Schechter, of Compass, has changed how he handles the listings that are so difficult to come by these days. Rather than listing a home in the MLS, waiting for showings and then for offers to eventually roll in, Schechter creates a sense of urgency by listing homes on Thursdays, holding open houses on the weekend and then asking for “best and brightest offers.” With 165 people showing up at a recent open house, he’s found that to be a more effective way to show a house than to arrange individual tours.

Once the offers come through – he recently received 27 offers on a listing  – he prepares an Excel spreadsheet that lays out all the details of each offer, from closing date to purchase price, financing details, down payment and inspection period. He goes through each offer, making sure his clients understand all the terms, and then they choose.

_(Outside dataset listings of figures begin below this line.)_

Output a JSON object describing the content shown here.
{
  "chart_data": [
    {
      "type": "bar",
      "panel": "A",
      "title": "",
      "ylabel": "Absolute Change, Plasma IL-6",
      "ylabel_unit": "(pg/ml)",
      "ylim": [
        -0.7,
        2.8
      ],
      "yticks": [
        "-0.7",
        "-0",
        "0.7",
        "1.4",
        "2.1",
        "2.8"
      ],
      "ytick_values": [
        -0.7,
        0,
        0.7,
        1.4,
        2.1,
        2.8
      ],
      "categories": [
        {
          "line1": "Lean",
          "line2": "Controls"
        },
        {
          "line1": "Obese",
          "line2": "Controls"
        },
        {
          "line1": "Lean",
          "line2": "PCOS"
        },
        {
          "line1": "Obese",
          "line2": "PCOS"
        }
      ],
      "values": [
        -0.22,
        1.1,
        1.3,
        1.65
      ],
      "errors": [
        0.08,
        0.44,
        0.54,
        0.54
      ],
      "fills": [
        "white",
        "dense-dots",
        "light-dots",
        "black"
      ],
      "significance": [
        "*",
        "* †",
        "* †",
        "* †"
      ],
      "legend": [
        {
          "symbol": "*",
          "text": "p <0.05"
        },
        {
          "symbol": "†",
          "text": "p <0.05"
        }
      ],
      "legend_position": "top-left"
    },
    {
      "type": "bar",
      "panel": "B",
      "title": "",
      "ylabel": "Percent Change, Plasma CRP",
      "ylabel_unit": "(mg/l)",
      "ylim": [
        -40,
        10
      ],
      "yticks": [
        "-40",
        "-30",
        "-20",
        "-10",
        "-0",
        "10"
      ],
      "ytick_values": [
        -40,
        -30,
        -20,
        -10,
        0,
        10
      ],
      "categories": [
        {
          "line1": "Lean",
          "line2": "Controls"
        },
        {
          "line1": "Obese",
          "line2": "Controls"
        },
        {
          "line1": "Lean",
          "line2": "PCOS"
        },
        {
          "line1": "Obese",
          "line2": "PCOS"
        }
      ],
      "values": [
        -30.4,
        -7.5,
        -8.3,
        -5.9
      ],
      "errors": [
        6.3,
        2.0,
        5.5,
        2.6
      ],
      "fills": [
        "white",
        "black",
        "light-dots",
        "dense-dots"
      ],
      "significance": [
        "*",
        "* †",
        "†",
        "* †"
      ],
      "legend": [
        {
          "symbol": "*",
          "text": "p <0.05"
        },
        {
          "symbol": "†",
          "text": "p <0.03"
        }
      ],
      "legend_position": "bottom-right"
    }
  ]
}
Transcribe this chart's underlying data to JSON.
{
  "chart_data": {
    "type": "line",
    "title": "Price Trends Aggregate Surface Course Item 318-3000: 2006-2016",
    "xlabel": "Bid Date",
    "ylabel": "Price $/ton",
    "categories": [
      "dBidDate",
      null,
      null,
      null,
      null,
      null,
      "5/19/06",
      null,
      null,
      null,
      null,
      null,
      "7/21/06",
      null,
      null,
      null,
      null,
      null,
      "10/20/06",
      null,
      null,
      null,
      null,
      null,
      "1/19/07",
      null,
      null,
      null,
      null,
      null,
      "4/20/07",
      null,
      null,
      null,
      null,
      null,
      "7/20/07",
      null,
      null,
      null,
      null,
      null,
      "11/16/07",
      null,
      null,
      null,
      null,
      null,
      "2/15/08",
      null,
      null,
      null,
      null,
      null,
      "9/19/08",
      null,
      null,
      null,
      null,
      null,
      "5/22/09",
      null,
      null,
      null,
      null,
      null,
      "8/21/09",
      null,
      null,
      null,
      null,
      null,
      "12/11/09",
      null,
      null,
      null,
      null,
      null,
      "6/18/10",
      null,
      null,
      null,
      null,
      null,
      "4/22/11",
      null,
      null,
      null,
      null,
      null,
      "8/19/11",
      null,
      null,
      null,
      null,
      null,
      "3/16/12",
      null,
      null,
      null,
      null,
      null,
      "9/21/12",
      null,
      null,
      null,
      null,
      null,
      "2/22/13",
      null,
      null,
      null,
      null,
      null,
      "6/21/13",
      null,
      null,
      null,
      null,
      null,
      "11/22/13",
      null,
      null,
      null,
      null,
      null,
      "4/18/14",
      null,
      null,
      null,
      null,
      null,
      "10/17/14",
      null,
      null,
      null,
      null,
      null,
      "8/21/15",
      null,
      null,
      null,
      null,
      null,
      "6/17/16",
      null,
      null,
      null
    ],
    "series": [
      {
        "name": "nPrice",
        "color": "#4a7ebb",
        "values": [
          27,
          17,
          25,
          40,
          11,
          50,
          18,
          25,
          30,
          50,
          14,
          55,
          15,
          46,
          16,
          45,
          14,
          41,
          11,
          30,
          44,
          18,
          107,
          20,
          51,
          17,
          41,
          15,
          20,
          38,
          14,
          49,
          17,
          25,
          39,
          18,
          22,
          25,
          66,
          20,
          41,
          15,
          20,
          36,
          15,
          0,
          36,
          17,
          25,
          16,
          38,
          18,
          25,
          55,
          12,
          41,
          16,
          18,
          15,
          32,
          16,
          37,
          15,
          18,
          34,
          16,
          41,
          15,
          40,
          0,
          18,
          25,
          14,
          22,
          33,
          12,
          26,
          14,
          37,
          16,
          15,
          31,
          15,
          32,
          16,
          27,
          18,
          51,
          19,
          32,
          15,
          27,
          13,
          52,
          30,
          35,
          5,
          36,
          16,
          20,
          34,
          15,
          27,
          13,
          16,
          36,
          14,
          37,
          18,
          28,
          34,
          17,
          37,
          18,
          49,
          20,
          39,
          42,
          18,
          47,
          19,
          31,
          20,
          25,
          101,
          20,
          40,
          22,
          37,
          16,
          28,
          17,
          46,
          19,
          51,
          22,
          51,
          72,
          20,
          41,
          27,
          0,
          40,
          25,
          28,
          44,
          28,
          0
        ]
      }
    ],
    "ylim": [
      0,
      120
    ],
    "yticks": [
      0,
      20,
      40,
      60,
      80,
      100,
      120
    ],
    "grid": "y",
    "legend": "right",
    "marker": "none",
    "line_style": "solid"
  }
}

Schechter, who refers to himself as a “bona fide real estate geek,” also spends about seven to eight hours a week studying homes on the market. “Even if I don’t have clients interested in them, I can now turn a buyer I meet on the phone into a hard-contract buyer within 72 hours just based on that knowledge,” he said.

Bidding wars galore

While real estate agents are faced with a lack of inventory on the sales side, they’re also coping with frustrated buyers.

Craig Brody, an agent for Douglas Elliman in Boston, has only been in the industry for three years, but he’s noticed the changes. “There’s not any inventory,  and you are going out with buyers desperate to get a place, putting offers on homes they don’t even love – and then not getting them,” he said. “It’s very tiresome.”

To avoid wasting his time, Brody now tells buyers they need to be prepared to make an offer on the spot if they see a house they like — and that the offer needs to be over list to be successful. “I tell them if they’re not willing to go eight to 10% over asking, they have no shot,” he said. “Our time is our money – when there’s no inventory, and they’re getting 15 or 20 offers on a place, it feels like you’re just wasting time.”

Alison Malkin has another strategy — when there’s no inventory available for her buyers to purchase, she creates it. “I have a sphere of influence with past clients,” she said. “I always stay in touch and ask them for business, but I’ve intensified that.” Instead of reaching out once a quarter, she is now in touch once a month, keeping them posted on market conditions and helping them craft a plan to capitalize by selling their home at the peak of the market. Malkin, broker/owner of RE/MAX Essentia [cq] in Avon, Conn., has closed eight off-market deals since January by knocking on doors to see if people are interested in selling.

Self-care essential

Certainly, buyers are frustrated when they spend weeks looking for a home, making multiple offers and not winning any. Hazim said he recently worked with a couple who made more than 12 offers on homes and were outbid each time. “It was very tough to give them the news that they didn’t get the house because I knew how badly they wanted it,” he said.

Gloria Castellanos, an agent with The Agency in Beverly Hills, Calif., said one of her clients got very emotional — crying — when she lost a house in a bidding war. “I’m not made of stone,” she said. “I’ve been doing this a long time so I try my best to set expectations right from the beginning, but I feel their emotional pain.”

To cope, Castellanos makes sure she takes care of herself. “I do my self-care so I can be there for my clients,” she said. “My workouts and morning routine are super important to be mentally prepared for what the day brings. Whether it’s reading, journaling or meditating, real estate agents should make some time for themselves to make sure their mind is clear.” 

Johnson, the coach, said that any agent can survive this market if they’re flexible and adapt. “They need to re-engineer how they look at the business,” she said. “Instead of thinking that something is in the MLS, they have to make it happen. That will create an anything-proof, recession-proof, health-crisis-proof economy for any real estate agent.”